How Does Cytokinesis Differ in Plants and Animals?
Cytokinesis differs in plants and animals because unlike animal cells, plant cells have a cell wall that needs to be split up. Mitosis and cytokinesis are not the same thing; mitosis is the division of the components of the nucleus, whereas cytokinesis is the division of the cytoplasm and its constituents.
In animals, a cleavage furrow forms in the middle of the cell that is about to divide. The furrow deepens and constricts the center of the cell until the membrane touches. At this time, the membrane then fuses and totally divides the two daughter cells. The cleavage furrow is controlled by cytoskeletal elements, which pull the plasma membrane inward. These cytoskeletal elements include filamentous actin and myosin and are the same structures responsible for cytokinesis in fungal cells.
Plant cells cannot undergo cytokinesis in the same manner because the cell wall stands in the way: it is rigid and cannot constrict like a plasma membrane. In telophase, the Golgi apparatus, also called the dictyosome in plant cells, produces vesicles that move and line up in the middle of the cell. The vesicles then fuse with one another until a continuous cell plate forms. The vesicles and cell plate that they eventually form contain all the components of a plasma membrane as well as a cell wall.

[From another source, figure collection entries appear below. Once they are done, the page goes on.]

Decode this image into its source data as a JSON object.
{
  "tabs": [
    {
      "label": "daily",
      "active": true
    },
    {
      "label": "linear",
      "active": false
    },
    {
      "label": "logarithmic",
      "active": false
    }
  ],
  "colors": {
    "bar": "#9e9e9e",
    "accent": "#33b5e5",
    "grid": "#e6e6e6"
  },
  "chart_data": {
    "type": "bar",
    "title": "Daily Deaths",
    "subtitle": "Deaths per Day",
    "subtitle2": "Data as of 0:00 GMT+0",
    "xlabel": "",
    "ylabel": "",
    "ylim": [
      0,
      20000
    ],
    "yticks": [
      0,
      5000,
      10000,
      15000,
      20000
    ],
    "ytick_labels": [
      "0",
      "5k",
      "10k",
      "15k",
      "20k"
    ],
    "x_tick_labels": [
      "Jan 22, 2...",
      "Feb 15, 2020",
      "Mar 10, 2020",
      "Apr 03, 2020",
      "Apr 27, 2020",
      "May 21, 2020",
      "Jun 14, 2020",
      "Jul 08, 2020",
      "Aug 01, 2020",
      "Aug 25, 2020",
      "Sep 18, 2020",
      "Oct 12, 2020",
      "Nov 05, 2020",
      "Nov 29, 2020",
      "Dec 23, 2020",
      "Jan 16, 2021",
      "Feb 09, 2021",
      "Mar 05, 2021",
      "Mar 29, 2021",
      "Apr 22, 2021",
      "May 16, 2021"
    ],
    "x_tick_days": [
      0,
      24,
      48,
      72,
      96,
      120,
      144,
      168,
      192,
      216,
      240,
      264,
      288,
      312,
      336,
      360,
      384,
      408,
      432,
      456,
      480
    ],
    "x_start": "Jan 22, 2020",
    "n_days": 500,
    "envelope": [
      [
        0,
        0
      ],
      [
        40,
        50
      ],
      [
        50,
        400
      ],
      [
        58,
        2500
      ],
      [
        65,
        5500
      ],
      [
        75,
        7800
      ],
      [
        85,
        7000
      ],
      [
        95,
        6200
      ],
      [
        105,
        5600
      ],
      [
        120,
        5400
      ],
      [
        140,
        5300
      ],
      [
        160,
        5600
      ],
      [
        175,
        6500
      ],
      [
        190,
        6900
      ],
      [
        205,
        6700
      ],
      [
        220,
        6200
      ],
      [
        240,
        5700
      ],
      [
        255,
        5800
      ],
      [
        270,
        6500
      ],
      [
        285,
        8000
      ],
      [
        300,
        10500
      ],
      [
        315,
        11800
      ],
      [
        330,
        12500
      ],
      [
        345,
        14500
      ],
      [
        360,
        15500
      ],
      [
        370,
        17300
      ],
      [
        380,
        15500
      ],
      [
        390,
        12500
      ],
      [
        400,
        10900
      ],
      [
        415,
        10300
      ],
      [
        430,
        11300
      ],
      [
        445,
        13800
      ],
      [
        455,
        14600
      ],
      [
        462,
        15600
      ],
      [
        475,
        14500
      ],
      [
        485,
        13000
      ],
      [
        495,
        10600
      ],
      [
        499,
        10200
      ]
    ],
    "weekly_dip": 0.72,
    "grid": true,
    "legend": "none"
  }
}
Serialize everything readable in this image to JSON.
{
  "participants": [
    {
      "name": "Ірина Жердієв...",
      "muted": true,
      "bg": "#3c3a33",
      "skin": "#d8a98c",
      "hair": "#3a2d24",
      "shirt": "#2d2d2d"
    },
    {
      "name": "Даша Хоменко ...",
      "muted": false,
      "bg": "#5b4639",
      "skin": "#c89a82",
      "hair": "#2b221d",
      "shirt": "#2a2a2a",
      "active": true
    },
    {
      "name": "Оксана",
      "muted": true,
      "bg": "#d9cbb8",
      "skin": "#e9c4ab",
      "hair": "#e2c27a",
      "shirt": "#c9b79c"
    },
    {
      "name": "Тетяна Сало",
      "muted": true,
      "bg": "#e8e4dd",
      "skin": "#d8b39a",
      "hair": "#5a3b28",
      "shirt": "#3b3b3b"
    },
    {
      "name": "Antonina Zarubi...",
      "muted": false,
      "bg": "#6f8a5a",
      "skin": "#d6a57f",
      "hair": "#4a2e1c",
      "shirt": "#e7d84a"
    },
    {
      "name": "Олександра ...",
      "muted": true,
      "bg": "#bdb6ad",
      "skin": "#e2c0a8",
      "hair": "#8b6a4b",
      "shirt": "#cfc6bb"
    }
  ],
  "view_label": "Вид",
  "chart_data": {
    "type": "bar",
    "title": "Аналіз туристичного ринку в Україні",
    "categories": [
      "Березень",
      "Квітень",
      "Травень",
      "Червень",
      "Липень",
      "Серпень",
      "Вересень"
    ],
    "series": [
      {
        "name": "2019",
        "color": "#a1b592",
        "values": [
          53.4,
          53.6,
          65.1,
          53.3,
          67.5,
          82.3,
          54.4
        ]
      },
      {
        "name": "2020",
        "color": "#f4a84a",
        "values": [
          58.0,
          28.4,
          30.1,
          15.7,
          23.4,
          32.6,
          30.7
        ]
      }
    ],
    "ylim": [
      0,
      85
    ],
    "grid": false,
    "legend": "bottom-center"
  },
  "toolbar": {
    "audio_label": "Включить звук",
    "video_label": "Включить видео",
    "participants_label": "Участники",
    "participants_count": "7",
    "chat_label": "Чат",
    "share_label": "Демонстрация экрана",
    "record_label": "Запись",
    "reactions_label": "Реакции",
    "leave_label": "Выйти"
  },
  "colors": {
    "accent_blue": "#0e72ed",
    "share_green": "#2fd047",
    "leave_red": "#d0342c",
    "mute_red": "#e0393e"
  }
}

Prior to cell division, the cell copies its DNA in the nucleus. This creates a duplicate of each genetic instruction needed for a cell to carry out its daily activities. In the first stage of mitosis, the nuclear membrane dissolves, allowing the DNA to be moved to the middle of the cell. Once the DNA lines up in the middle of the cell, the copies are pulled to opposite poles of the cell. Once moved to opposite poles, a nuclear membrane forms around each group, and the cell is ready to proceed to cytokinesis.